Good descriptions of both feed formats can be found at the AtomEnabled.org Web site: http://www.atomenabled.org/developers/syndication and http://atomenabled.org/developers/protocol

Libraries: ROME, Apache Abdera, Apache Wink

The three major Java libraries I’ve found and attempted to use for Atom feed parsing are ROME ( https://rometools.jira.com/wiki/display/ROME/Home ), Apache Abdera ( http://abdera.apache.org ), and Apache Wink ( http://incubator.apache.org/wink ).

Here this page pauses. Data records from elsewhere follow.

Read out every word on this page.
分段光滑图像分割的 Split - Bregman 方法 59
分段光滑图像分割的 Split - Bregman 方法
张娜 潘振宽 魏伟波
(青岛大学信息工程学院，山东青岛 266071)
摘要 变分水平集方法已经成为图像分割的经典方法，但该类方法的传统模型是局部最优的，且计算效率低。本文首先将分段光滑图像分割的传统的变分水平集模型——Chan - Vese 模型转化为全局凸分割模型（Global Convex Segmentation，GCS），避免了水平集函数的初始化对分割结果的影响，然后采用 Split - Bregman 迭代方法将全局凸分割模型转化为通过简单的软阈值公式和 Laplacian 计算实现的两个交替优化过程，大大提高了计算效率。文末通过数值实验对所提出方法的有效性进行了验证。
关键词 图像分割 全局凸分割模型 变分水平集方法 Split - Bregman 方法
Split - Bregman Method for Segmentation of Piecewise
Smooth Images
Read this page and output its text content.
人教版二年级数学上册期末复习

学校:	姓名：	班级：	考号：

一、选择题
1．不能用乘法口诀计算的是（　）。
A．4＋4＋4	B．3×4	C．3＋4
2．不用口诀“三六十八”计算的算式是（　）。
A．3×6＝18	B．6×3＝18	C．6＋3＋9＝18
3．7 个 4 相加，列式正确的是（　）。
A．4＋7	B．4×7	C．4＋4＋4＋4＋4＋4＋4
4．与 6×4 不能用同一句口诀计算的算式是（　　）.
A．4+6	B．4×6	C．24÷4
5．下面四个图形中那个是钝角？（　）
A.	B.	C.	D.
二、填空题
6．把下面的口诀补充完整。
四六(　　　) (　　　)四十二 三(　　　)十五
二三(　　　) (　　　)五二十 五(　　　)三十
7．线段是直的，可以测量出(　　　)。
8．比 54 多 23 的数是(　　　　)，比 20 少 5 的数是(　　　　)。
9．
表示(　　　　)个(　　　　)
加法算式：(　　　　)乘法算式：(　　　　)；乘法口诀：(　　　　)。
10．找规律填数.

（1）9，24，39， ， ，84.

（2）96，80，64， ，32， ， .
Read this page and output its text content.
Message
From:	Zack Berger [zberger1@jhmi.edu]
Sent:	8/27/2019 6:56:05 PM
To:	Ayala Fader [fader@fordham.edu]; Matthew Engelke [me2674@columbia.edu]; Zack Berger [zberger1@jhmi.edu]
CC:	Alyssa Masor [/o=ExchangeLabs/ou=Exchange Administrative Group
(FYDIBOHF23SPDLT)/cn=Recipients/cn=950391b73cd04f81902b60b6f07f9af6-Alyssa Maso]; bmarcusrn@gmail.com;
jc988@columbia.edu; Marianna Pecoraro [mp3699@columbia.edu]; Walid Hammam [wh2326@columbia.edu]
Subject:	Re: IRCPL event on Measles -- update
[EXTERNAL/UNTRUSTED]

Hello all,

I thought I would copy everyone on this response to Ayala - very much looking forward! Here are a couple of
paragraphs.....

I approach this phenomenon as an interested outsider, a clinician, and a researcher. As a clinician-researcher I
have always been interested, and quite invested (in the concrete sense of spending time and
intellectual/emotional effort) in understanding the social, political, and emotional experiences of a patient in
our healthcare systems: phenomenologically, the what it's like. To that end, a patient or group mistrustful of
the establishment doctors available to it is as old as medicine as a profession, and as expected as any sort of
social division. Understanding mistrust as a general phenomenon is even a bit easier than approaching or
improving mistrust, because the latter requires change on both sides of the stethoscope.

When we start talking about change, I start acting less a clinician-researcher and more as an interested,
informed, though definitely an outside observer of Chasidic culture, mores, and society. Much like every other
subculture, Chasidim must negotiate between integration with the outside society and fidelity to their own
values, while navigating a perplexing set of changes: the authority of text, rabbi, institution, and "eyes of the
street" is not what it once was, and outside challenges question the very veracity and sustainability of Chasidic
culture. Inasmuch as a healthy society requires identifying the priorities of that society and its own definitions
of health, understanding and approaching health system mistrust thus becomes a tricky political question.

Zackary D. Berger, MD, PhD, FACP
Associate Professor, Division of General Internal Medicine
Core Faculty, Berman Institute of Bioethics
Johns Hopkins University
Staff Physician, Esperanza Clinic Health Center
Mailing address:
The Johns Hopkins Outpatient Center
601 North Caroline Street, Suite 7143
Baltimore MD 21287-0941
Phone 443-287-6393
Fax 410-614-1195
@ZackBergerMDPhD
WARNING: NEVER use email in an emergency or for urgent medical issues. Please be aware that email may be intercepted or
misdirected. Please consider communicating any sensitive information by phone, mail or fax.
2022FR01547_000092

ROME and Apache Abdera both seemed to work well with Notes/Domino 8.5, and both were very easy to use. ROME was smaller in terms of the size of the JAR files and required dependencies, while Abdera had more recent updates.

I was able to make Apache Wink work with XPages, but I consistently got errors trying to use it with script libraries and agents. As a result, I will not show code samples for Wink in this article. However, Niklas Heidloff has a good example of using Wink with XPages on the OpenNTF Web site ( http://www.openntf.org/p/XPages%20For%20Connections and http://www.openntf.org/blogs/openntf.nsf/d6plinks/NHEF-8CCDTQ ).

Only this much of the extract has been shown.